Прусская невеста - Юрий Васильевич Буйда
Шрифт:
Интервал:
Закладка:
Иногда мне разрешали сыграть в мужской компании.
Чтобы компенсировать плохую игру, я развлекал партнеров рассказами о прочитанных книгах или о фильмах, которые крутили в фабричном клубе три раза в неделю. Чужие сюжеты служили мне материалом для собственных историй. Мой д’Артаньян женился на королеве, мой Ихтиандр становился царем Атлантиды, мой Юранд в честном поединке убивал на Грюнвальдском поле Ульриха фон Юнгингена, великого магистра Тевтонского ордена…
– У людей сердце красное, – сказал Орлов, глядя на меня своими выпученными глазами, – а у лжецов – зеленое, как у змеи.
Я хмыкнул:
– А разве у змей есть сердце?
Но Орлов пропустил мой вопрос мимо ушей.
– Ты ври не из книжек, – сказал он, – ты ври из жизни – тогда тебя никто не поймает. Все знают, как было, но никто не знает, как оно было на самом деле…

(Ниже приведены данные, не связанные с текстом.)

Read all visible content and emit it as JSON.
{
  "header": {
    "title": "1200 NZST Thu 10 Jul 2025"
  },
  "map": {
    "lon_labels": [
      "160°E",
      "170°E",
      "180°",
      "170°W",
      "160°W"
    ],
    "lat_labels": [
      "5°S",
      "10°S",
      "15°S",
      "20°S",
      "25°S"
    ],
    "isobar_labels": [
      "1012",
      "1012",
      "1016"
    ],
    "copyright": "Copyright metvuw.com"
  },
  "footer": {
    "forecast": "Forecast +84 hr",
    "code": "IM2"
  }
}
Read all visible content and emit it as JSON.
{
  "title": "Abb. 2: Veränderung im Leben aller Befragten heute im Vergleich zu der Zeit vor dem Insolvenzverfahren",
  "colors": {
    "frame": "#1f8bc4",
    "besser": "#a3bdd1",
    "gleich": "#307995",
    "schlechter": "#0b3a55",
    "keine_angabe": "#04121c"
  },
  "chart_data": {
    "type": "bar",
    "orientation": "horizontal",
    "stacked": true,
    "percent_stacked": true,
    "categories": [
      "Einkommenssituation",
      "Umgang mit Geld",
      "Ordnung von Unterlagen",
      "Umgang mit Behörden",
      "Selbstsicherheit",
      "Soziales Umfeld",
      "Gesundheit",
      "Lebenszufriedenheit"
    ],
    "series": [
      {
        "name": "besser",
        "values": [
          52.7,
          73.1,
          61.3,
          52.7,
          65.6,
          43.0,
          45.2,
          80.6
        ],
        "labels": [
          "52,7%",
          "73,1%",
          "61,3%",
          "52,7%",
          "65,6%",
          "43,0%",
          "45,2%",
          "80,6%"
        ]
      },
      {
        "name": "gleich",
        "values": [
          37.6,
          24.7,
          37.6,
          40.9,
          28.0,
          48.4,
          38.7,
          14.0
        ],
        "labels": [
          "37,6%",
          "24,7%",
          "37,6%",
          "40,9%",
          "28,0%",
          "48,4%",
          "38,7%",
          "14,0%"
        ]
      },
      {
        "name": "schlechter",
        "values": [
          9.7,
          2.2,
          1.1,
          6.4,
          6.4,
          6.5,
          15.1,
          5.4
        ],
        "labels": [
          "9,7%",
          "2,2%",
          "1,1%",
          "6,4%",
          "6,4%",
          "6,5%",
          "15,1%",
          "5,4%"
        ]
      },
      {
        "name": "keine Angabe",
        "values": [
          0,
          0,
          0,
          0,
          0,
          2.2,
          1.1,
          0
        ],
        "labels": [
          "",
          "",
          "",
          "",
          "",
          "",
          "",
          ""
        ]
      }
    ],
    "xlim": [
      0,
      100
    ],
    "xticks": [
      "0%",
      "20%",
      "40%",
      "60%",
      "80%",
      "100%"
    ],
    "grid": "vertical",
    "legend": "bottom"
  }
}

Двухметрового роста, широкоплечий, с огромным носом, Орлов так широко шагал, что никто в городке не мог за ним поспеть. Он не говорил – орал, не смеялся – хохотал, не ел – жрал, от его удара футбольный мяч взрывался, а в туалет после него без риска для жизни можно было заходить не раньше, чем через час.
Он был солистом фабричного хора, и, когда исполнял «Комаринскую», топая ножищей и размахивая кулачищами, под потолком начинали раскачиваться люстры, а билетерша Люба глохла и брала больничный на три дня.
В городке все считали его лютым бабником, хотя был он примерным семьянином, по субботам катал жену и дочь на лодке по Преголе, любил копаться в саду, выращивал кроликов, топил печки и много читал.
Никто никогда не видел его хмурым, грустным, тем более – плачущим.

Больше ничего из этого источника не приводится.